Willie Kirk regresa al banquillo de Durham tras polémica en Leicester
Willie Kirk vuelve al fútbol inglés. Dos años después de su salida de Leicester City Women, el técnico escocés ha sido nombrado nuevo entrenador de Durham, equipo de la Women's Championship (antigua Women's Super League 2). Un regreso que no llega limpio de contexto ni de debate.
El entrenador de 48 años fue despedido por Leicester City Women en marzo de 2024 tras una investigación interna que concluyó que mantenía una relación física con una jugadora del club, vulnerando el código de conducta interno. Aquella decisión puso fin de forma abrupta a su etapa en el conjunto de la WSL y abrió una conversación incómoda, pero necesaria, en el fútbol femenino profesional.
La relación no era ilegal. No había menores implicadas. Pero el club consideró que se había cruzado una línea clara en cuanto a ética y profesionalidad. El desequilibrio de poder entre entrenador y futbolista se situó en el centro del caso.
Durham, en su comunicado, anunció la llegada de Kirk sin una sola referencia a su despido en Leicester City. Presentación limpia, hoja de servicio deportiva en primer plano, silencio absoluto sobre el pasado reciente. El contraste con el ruido que rodeó su salida de Leicester es evidente.
El contexto institucional, sin embargo, no es menor. Los códigos de conducta entre jugadores y técnicos forman parte de los requisitos para que los clubes obtengan la licencia de la WSL, y todas las entidades deben contar con un responsable de salvaguarda. Es el marco que intenta proteger a las futbolistas y fijar límites claros en relaciones internas.
El caso Kirk se inserta de lleno en un debate que lleva tiempo creciendo en el fútbol femenino: las relaciones personales entre entrenadores y jugadoras. Críticas constantes, preocupación por el posible abuso de poder, por la presión invisible que puede generar una relación asimétrica dentro del vestuario, por el riesgo añadido para futbolistas jóvenes que dependen de decisiones técnicas para su carrera.
La seleccionadora de Inglaterra, Sarina Wiegman, ha sido tajante en este terreno.
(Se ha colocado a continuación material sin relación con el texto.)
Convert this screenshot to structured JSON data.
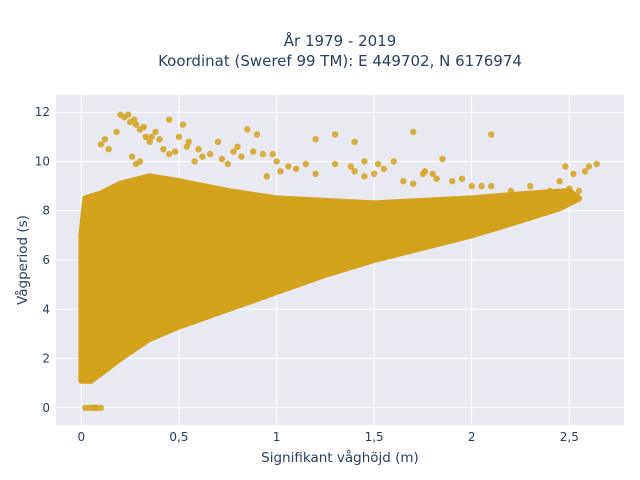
{
  "chart_data": {
    "type": "scatter",
    "title_lines": [
      "År 1979 - 2019",
      "Koordinat (Sweref 99 TM): E 449702, N 6176974"
    ],
    "xlabel": "Signifikant våghöjd (m)",
    "ylabel": "Vågperiod (s)",
    "xlim": [
      -0.13,
      2.78
    ],
    "ylim": [
      -0.7,
      12.7
    ],
    "x_ticks": [
      0,
      0.5,
      1,
      1.5,
      2,
      2.5
    ],
    "x_tick_labels": [
      "0",
      "0,5",
      "1",
      "1,5",
      "2",
      "2,5"
    ],
    "y_ticks": [
      0,
      2,
      4,
      6,
      8,
      10,
      12
    ],
    "y_tick_labels": [
      "0",
      "2",
      "4",
      "6",
      "8",
      "10",
      "12"
    ],
    "grid": true,
    "background": "#e9e9f1",
    "marker_color": "#d4a31e",
    "series": [
      {
        "points_note_x": [
          0.02,
          0.04,
          0.06,
          0.08,
          0.1,
          0.07
        ],
        "x": [
          0.02,
          0.04,
          0.06,
          0.08,
          0.1,
          0.07,
          0.2,
          0.22,
          0.25,
          0.28,
          0.3,
          0.33,
          0.35,
          0.18,
          0.24,
          0.27,
          0.32,
          0.38,
          0.45,
          0.5,
          0.55,
          0.52,
          0.48,
          0.54,
          0.6,
          0.62,
          0.58,
          0.66,
          0.72,
          0.75,
          0.78,
          0.82,
          0.88,
          0.93,
          0.98,
          1.0,
          1.02,
          1.06,
          1.1,
          1.15,
          1.2,
          1.3,
          1.4,
          1.45,
          1.5,
          1.55,
          1.6,
          1.65,
          1.7,
          1.75,
          1.8,
          1.85,
          1.9,
          1.95,
          2.0,
          2.05,
          2.1,
          2.2,
          2.3,
          2.35,
          2.4,
          2.45,
          2.5,
          2.55,
          2.6,
          2.64,
          2.1,
          1.7,
          1.4,
          1.3,
          1.2,
          0.9,
          0.85,
          0.8,
          0.7,
          0.45,
          0.42,
          0.4,
          0.36,
          0.3,
          0.28,
          0.26,
          0.95,
          0.1,
          0.12,
          0.14,
          1.38,
          1.45,
          1.52,
          1.76,
          1.82,
          2.48,
          2.52,
          2.58
        ],
        "y": [
          0,
          0,
          0,
          0,
          0,
          0,
          11.9,
          11.8,
          11.6,
          11.5,
          11.3,
          11.0,
          10.8,
          11.2,
          11.9,
          11.7,
          11.4,
          11.2,
          11.7,
          11.0,
          10.8,
          11.5,
          10.4,
          10.6,
          10.5,
          10.2,
          10.0,
          10.3,
          10.1,
          9.9,
          10.4,
          10.2,
          10.4,
          10.3,
          10.3,
          10.0,
          9.6,
          9.8,
          9.7,
          9.9,
          9.5,
          9.9,
          9.6,
          10.0,
          9.5,
          9.7,
          10.0,
          9.2,
          9.1,
          9.5,
          9.5,
          10.1,
          9.2,
          9.3,
          9.0,
          9.0,
          9.0,
          8.8,
          9.0,
          8.6,
          8.8,
          9.2,
          8.9,
          8.8,
          9.8,
          9.9,
          11.1,
          11.2,
          10.8,
          11.1,
          10.9,
          11.1,
          11.3,
          10.6,
          10.8,
          10.3,
          10.5,
          10.9,
          11.0,
          10.0,
          9.9,
          10.2,
          9.4,
          10.7,
          10.9,
          10.5,
          9.8,
          9.4,
          9.9,
          9.6,
          9.3,
          9.8,
          9.5,
          9.6
        ]
      }
    ]
  }
}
Las ha calificado de “muy inapropiadas” y “no saludables”, palabras que han pesado en la conversación pública y han marcado la posición de una de las voces más influyentes del fútbol femenino mundial.
BBC Sport ha contactado con Durham para solicitar una reacción específica sobre el fichaje de Kirk y también con la Football Association (FA) y la Professional Footballers' Association (PFA). Por ahora, el silencio institucional acompaña a la apuesta deportiva.
Durham, que busca consolidarse y crecer en la segunda categoría del fútbol femenino inglés, se entrega a la experiencia de un técnico con recorrido… y con un historial que no pasa desapercibido. La cuestión ya no es solo cómo jugará su nuevo equipo, sino cómo gestionará el club la delgada línea entre la segunda oportunidad y la responsabilidad de proteger a sus futbolistas.